III
Au lever du jour, cependant, comme il avait pleuré tout le reste de la nuit, et comme dans les pleurs il avait retrouvé la raison, que d'abord la vive douleur lui avait fait perdre: J'ai été trop dur, se dit-il: en vérité, c'est par amour pour l'enfant qu'elle a causé ce malheur.
Alors il ouvrit, pour savoir ce qu'elle était devenue. Il ne la trouva ni sur le seuil, ni dans le village, ni aux environs. Nul ne savait rien. Nul ne l'avait vue passer. Longtemps, des jours, des semaines, des mois, il chercha. Point de Jeanne. Elle se sera jetée dans la rivière, pensa-t-il.
Et il prit le deuil de la mère avec celui de l'enfant.
Quand les gens du pays surent ce qui s'était passé, combien se promirent d'aller, la prochaine nuit du jeudi saint, chercher la richesse au mont des Coudres!
Jacques, lui, résolut de passer en oraison cette même nuit où il avait perdu tout ce qu'il aimait.

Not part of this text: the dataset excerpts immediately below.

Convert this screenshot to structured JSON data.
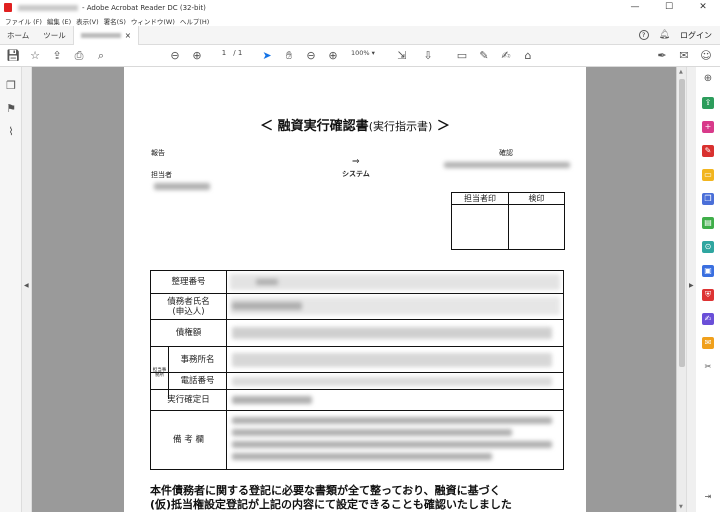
{
  "window": {
    "title": "- Adobe Acrobat Reader DC (32-bit)",
    "controls": [
      "—",
      "☐",
      "✕"
    ]
  },
  "menu": [
    "ファイル (F)",
    "編集 (E)",
    "表示(V)",
    "署名(S)",
    "ウィンドウ(W)",
    "ヘルプ(H)"
  ],
  "tabs": {
    "home": "ホーム",
    "tools": "ツール",
    "doc_close": "×"
  },
  "header_right": {
    "help": "?",
    "login": "ログイン"
  },
  "toolbar": {
    "page_current": "1",
    "page_sep": "/",
    "page_total": "1",
    "zoom": "100%"
  },
  "document": {
    "title_main": "＜ 融資実行確認書",
    "title_sub": "(実行指示書)",
    "title_end": "＞",
    "report_label": "報告",
    "confirm_label": "確認",
    "arrow": "⇒",
    "system_label": "システム",
    "person_label": "担当者",
    "stamp_headers": [
      "担当者印",
      "検印"
    ],
    "rows": [
      {
        "label": "整理番号"
      },
      {
        "label": "債務者氏名\n(申込人)"
      },
      {
        "label": "債権額"
      },
      {
        "label": "事務所名",
        "sub": "担当事務所"
      },
      {
        "label": "電話番号"
      },
      {
        "label": "実行確定日"
      },
      {
        "label": "備 考 欄"
      }
    ],
    "footer_line1": "本件債務者に関する登記に必要な書類が全て整っており、融資に基づく",
    "footer_line2": "(仮)抵当権設定登記が上記の内容にて設定できることも確認いたしました"
  }
}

Dès le soir donc, agenouillé devant le berceau vide, baisant une petite croix d'argent que Jeanne avait coutume de porter, il s'était mis en prière.
Or, pendant que seul il priait ainsi, vers minuit, au versant du mont des Coudres montait toute une foule bruyante: hommes et femmes, jeunes et vieux, portant des sacs, des paniers, des seaux, qu'ils s'apprêtaient à remplir au trésor de la caverne.
Pour tous quelle surprise de trouver là, venue avant eux, Jeanne, que tous avaient crue morte!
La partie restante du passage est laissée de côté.